Jakob Levy Moreno; “grup içinde tedavi, grupla birlikte tedavi ve grup için tedavi” olarak psikodrama ve sosyal dramaya yönelik insani rol tutumunun bir bakış açısını geliştirmiştir. Diğer hedeflerin yanı sıra asıl hedef katı rol yapılarını ya da artık zamana uygunluk göstermeyen rol birikimlerini geride bırakmaktır. Ayrıca doğmaca bir doğallık ve yaratıcılık sayesinde duruma uygun rol tutumu geliştirmek ve yabancılarla olan ilişki yeteneğinin bir oluşumunu mümkün hale getirmektir.
Dil
Dil, insanlar arasında anlaşmayı sağlayan, kendisine özgü yasaları olan ve ancak bu yasalar çerçevesinde gelişen, temeli bilinmeyen zamanlarda atılmış seslerden örülmüş bir anlaşma sistemidir. Dilin özellikleri aşağıdaki gibidir.
- Dil, gelişmiş bir iletişim aracıdır.
- Dil, seslerden oluşmuş bir anlaşma sistemidir.
- Tam anlamıyla anlatma ve anlaşma; seslerden örülü kurallar bütünü olan "dil" ile sağlanır.
- Dil, düşünce ve zekânın bir göstergesidir.
- Dil, canlı bir varlıktır.
- Dil, sosyal bir varlıktır.
- Dil, bir ortaklıktır.
Dil aynı şekilde milli bir ögedir:
- Dil birliği, milleti oluşturan özelliklerin başında gelir.
- Bir milletin dili; onun tarihi, dini ve kültürüyle iç içedir.
- Millet için gerekli olan her şey, dilde saklanır.
- Dil; milletin manevî ve kültür değerlerini, millet olabilme özelliklerini bünyesinde sımsıkı muhafaza eder.
- Dil, milleti meydana getiren bireyler arasında ortak duygu ve düşünceler meydana getirir.
- Dil, milletin birlik ve bütünlüğünü sağlayan en güçlü bağdır.
Dilin işlevleri örnekleri
- Heyecan bildirme işlevi: Off! Bu da neydi şimdi
- Göndericilik işlevi: Su,iki hidrojen, bir oksijen atomundan oluşur. göndergecilik işlevinde amaç bilgi vermektir
- Alıcıyı harekete geçirme işlevi: Aç artık şu kapıyı ya.
- Dil ötesi işlevi: Yapım eki almış sözcüklere türemiş sözcük denir.
- Kanalı kontrol işlevi: Söylediklerimi anladın mı?
- Şiirsellik işlevi: Avazeyi bu aleme bir Davut gibi sal; Baki kalan bu kubbede bir hoş sada imiş
Dil ve kültür
En genel anlamıyla kültür bir toplumun maddi ve manevi alanda ortaya koyduğu tüm eserlerdir.

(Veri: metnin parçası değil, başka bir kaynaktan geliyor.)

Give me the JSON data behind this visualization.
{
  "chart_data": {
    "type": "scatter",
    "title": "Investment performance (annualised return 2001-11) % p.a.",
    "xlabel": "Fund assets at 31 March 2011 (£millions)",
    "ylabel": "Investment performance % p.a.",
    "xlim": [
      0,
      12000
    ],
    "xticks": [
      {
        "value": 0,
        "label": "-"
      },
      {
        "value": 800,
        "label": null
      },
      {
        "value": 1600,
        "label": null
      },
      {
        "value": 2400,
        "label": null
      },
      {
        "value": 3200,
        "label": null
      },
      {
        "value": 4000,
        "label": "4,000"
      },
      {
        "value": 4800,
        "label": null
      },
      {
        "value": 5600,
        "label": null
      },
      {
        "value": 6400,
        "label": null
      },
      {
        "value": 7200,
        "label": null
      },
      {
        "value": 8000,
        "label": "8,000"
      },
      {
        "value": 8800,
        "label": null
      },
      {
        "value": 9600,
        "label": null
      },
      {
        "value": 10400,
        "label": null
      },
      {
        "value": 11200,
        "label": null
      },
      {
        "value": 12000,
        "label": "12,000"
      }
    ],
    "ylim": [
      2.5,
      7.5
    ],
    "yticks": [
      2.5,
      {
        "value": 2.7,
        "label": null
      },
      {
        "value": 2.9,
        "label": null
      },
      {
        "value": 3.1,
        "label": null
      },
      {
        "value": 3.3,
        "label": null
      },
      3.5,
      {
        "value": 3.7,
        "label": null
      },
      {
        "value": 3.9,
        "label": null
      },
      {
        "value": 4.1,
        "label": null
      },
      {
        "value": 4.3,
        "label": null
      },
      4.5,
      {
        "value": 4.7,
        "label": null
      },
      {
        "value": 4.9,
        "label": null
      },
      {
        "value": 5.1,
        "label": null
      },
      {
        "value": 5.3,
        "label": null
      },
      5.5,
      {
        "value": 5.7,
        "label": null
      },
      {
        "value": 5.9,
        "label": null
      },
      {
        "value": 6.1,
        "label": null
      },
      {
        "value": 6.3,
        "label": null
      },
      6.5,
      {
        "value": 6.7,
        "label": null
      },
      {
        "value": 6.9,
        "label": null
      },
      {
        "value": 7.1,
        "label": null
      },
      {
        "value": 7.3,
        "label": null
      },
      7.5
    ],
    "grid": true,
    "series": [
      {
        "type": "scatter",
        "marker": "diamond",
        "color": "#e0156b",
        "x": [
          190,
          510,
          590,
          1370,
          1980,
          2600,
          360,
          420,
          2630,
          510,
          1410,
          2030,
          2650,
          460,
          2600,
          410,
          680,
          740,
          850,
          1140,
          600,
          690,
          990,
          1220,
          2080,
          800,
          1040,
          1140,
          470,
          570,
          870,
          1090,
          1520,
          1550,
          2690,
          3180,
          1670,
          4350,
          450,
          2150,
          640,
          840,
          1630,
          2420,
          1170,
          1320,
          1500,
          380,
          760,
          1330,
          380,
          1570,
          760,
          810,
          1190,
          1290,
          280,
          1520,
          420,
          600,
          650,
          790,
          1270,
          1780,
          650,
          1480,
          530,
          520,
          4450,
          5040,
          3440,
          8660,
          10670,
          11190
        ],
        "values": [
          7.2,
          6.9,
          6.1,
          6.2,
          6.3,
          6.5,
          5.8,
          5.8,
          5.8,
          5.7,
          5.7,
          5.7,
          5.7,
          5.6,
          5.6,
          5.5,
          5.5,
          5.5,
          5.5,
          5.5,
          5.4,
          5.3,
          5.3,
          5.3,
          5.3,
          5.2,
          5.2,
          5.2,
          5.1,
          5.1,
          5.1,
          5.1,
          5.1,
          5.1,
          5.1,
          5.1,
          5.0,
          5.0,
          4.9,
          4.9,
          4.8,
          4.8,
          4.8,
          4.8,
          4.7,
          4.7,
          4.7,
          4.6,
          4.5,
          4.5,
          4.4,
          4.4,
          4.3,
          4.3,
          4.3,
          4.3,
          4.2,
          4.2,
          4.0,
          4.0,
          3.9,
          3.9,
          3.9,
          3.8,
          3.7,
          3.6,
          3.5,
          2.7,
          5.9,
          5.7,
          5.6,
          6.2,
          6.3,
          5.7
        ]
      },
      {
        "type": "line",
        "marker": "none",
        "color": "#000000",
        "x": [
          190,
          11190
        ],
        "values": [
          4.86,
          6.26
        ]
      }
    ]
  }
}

Toplumların yaşam biçimleri, gelenek-görenekleri kullandıkları araç gereçleri, inançları, dili, sanat anlayışı vb. kültürü oluşturur.

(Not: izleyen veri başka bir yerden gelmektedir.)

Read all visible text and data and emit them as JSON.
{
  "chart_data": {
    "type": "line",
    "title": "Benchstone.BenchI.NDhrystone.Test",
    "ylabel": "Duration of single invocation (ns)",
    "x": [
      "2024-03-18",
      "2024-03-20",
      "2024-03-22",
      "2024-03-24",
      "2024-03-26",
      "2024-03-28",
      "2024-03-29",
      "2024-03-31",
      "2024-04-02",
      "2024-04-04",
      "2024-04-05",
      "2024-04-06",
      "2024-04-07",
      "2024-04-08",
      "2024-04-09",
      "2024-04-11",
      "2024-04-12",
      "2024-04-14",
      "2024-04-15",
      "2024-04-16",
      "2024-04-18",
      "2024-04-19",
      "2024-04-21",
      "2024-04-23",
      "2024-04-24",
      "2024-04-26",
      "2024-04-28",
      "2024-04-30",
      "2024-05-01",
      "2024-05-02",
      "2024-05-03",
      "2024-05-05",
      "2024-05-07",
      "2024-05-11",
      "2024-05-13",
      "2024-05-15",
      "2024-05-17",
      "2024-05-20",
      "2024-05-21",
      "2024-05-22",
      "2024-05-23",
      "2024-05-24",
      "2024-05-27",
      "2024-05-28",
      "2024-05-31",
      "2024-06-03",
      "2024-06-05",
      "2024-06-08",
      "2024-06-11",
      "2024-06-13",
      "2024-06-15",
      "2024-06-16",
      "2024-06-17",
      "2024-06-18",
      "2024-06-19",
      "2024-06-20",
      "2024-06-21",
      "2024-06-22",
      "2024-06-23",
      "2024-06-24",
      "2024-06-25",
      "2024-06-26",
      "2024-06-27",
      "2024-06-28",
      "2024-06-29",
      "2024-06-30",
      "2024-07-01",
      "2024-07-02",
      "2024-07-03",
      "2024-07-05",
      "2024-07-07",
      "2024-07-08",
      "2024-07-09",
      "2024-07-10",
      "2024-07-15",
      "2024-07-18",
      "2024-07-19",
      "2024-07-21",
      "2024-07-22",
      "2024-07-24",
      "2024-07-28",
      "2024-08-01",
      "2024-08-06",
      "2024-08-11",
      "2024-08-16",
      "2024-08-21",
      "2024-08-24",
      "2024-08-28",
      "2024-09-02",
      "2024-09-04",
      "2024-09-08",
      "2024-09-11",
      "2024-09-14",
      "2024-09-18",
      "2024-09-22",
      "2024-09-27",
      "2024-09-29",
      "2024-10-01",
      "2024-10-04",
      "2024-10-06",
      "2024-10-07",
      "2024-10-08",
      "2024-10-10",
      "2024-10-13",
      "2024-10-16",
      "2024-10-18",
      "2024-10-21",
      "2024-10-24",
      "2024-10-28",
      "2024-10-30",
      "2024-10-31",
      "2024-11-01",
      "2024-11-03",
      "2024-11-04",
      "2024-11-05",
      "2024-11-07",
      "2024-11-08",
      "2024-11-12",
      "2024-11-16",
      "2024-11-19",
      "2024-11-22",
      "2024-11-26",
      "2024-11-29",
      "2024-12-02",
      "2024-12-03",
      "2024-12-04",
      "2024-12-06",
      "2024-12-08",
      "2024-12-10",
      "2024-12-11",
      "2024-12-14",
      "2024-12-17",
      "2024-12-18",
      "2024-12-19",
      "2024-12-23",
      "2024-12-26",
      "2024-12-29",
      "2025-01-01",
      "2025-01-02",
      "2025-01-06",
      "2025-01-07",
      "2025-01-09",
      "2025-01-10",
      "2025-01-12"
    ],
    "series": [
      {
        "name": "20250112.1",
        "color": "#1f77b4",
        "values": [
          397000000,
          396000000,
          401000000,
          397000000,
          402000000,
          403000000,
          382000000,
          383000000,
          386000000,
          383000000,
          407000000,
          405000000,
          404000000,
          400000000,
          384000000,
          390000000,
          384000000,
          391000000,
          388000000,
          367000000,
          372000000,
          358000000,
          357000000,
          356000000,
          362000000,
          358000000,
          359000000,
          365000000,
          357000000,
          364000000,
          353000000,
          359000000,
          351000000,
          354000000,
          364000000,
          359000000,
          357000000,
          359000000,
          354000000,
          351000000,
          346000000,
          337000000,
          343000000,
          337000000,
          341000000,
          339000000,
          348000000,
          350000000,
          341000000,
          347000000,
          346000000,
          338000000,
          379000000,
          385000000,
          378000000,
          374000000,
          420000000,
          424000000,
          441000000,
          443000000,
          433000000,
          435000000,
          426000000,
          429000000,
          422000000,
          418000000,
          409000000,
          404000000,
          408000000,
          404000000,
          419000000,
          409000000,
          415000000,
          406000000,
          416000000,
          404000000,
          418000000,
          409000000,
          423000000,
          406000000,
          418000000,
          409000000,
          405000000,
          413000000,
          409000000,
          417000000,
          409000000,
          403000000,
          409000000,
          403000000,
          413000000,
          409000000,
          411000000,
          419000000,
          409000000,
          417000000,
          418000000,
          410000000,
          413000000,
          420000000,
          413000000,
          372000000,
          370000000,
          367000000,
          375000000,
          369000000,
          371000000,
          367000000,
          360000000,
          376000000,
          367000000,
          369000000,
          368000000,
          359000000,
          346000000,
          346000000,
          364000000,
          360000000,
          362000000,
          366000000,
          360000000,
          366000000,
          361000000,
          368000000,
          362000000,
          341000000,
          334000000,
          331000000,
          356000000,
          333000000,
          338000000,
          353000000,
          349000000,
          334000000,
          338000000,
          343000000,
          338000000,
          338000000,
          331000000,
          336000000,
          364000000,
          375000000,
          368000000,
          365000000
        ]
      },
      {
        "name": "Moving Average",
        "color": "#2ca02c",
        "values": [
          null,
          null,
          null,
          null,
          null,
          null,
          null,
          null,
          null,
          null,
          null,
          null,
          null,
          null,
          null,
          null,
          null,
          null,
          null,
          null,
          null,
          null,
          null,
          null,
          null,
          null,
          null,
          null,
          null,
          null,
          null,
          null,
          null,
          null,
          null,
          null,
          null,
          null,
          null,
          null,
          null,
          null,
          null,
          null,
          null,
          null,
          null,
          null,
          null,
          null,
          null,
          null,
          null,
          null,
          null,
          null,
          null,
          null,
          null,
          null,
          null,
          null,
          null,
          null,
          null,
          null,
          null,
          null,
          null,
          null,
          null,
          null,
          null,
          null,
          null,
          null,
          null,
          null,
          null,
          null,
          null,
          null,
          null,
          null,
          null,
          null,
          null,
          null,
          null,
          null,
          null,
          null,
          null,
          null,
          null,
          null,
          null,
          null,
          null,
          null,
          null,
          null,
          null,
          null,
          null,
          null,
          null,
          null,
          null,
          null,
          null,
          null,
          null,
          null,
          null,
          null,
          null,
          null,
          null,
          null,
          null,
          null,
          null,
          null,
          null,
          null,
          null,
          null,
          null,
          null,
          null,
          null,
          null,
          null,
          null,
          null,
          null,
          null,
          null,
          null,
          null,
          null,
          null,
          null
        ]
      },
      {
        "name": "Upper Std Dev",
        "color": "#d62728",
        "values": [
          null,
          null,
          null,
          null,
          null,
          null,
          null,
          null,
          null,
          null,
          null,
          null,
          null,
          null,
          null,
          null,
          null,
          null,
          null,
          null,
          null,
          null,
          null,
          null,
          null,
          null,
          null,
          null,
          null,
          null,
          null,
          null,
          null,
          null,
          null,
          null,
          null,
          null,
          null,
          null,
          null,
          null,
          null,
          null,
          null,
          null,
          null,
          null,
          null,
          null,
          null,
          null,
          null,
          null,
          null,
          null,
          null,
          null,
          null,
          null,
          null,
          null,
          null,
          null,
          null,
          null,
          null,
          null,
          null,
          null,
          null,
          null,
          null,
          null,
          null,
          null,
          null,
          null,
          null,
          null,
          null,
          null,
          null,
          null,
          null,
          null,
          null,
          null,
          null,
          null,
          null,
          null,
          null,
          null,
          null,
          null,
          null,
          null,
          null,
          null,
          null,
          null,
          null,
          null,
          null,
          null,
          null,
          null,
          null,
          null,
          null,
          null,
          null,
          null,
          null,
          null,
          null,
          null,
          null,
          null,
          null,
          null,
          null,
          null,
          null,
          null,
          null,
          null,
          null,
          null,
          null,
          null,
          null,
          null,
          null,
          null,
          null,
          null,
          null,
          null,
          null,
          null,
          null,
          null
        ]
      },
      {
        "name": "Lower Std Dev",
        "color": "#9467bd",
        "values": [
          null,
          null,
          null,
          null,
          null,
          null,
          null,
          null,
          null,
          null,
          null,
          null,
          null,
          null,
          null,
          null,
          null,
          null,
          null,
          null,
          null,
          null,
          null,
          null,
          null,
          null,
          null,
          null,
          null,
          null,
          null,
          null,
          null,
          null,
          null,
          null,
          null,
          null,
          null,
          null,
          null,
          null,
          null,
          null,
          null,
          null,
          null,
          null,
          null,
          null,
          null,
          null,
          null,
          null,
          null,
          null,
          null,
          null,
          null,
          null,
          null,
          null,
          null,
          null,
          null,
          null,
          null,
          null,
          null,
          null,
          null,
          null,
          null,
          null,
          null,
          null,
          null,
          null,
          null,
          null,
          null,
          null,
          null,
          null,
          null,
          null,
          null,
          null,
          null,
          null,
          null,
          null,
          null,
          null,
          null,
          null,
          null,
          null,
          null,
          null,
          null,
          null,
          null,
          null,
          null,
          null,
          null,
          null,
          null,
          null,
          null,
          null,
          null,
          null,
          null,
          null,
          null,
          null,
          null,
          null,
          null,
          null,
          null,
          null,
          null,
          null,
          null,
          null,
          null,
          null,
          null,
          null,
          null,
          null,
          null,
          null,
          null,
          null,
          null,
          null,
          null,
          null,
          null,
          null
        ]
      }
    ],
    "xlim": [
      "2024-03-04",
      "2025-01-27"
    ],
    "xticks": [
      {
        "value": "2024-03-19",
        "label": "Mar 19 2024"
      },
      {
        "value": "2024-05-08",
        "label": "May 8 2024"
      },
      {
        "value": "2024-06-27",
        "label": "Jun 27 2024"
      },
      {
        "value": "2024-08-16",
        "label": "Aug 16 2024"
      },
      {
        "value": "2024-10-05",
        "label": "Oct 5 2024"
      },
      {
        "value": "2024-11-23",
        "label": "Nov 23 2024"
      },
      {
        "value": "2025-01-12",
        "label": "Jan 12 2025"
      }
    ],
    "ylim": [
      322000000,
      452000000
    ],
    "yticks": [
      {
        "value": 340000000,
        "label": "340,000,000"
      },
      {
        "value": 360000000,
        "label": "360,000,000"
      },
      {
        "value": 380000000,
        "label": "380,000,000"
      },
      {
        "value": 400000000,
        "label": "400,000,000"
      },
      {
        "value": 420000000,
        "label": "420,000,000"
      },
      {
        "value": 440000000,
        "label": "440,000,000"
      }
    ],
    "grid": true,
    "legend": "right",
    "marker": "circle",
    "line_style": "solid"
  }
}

Toplumlar yüzyıllar boyu maddi ve manevi alanda çok değerli eserler üretmişlerdir. Bu eserler gelecek kuşaklara dil sayesinde aktarılır. Örneğin İslâmiyet’ten önceki döneme ait destan, koşuk, sağu, savlar, Orhun Yazıtları, Dede Korkut Hikâyeleri, Yunus Emre'nin şiirleri dil sayesinde günümüze dek yaşamışlardır. Günümüz gençleri o eserleri okuyarak o dönemle ilgili bilgi sahibi olabilirler. Bu bilgilenme dil sayesinde olmaktadır. Bu bakımdan dil önemli bir kültür taşıyıcısıdır.
Dil ve kültürün ortak yanları aşağıdaki gibidir:
- Dil ve kültür geçmiş ile gelecek arasında bir köprü vazifesi görür.

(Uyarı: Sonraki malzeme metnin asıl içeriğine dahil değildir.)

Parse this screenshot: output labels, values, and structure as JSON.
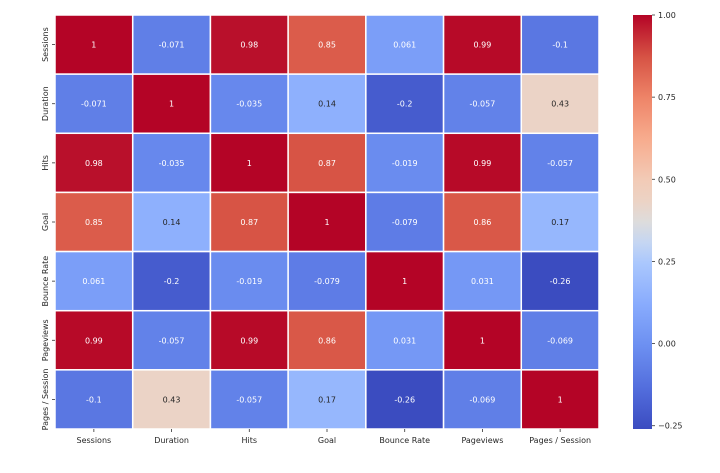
{
  "chart_data": {
    "type": "heatmap",
    "title": "",
    "xlabel": "",
    "ylabel": "",
    "x_labels": [
      "Sessions",
      "Duration",
      "Hits",
      "Goal",
      "Bounce Rate",
      "Pageviews",
      "Pages / Session"
    ],
    "y_labels": [
      "Sessions",
      "Duration",
      "Hits",
      "Goal",
      "Bounce Rate",
      "Pageviews",
      "Pages / Session"
    ],
    "values": [
      [
        1,
        -0.071,
        0.98,
        0.85,
        0.061,
        0.99,
        -0.1
      ],
      [
        -0.071,
        1,
        -0.035,
        0.14,
        -0.2,
        -0.057,
        0.43
      ],
      [
        0.98,
        -0.035,
        1,
        0.87,
        -0.019,
        0.99,
        -0.057
      ],
      [
        0.85,
        0.14,
        0.87,
        1,
        -0.079,
        0.86,
        0.17
      ],
      [
        0.061,
        -0.2,
        -0.019,
        -0.079,
        1,
        0.031,
        -0.26
      ],
      [
        0.99,
        -0.057,
        0.99,
        0.86,
        0.031,
        1,
        -0.069
      ],
      [
        -0.1,
        0.43,
        -0.057,
        0.17,
        -0.26,
        -0.069,
        1
      ]
    ],
    "annotations": [
      [
        "1",
        "-0.071",
        "0.98",
        "0.85",
        "0.061",
        "0.99",
        "-0.1"
      ],
      [
        "-0.071",
        "1",
        "-0.035",
        "0.14",
        "-0.2",
        "-0.057",
        "0.43"
      ],
      [
        "0.98",
        "-0.035",
        "1",
        "0.87",
        "-0.019",
        "0.99",
        "-0.057"
      ],
      [
        "0.85",
        "0.14",
        "0.87",
        "1",
        "-0.079",
        "0.86",
        "0.17"
      ],
      [
        "0.061",
        "-0.2",
        "-0.019",
        "-0.079",
        "1",
        "0.031",
        "-0.26"
      ],
      [
        "0.99",
        "-0.057",
        "0.99",
        "0.86",
        "0.031",
        "1",
        "-0.069"
      ],
      [
        "-0.1",
        "0.43",
        "-0.057",
        "0.17",
        "-0.26",
        "-0.069",
        "1"
      ]
    ],
    "colormap": "coolwarm",
    "color_range": [
      -0.26,
      1.0
    ],
    "colorbar": {
      "ticks": [
        -0.25,
        0.0,
        0.25,
        0.5,
        0.75,
        1.0
      ],
      "tick_labels": [
        "−0.25",
        "0.00",
        "0.25",
        "0.50",
        "0.75",
        "1.00"
      ]
    },
    "grid_line_color": "#ffffff"
  }
}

- Bir toplumun oluşmasında ve ayakta kalmasında ortak dil ve kültürün önemli bir payı vardır.
- Kültür ve dil bir toplumun yaşayış biçiminden önemli izler taşır.
- Kültür ve dil bir milletin en önemli ortak özelliklerinden-dir.
- Lehçe: Bir dilin tarih içerisinde bilinmeyen bir dönemde kendinden ayrılmış olup büyük farklılıklar gösteren kollarına denir. Çuvaşça, Yakutça gibi.
- Şive: Bir dilin bilinen tarihi seyri içinde kendinden ayrılmış olup bazı farklılıklar gösteren kollarına denir. Kırgızca, Kazakça ve Azerice gibi.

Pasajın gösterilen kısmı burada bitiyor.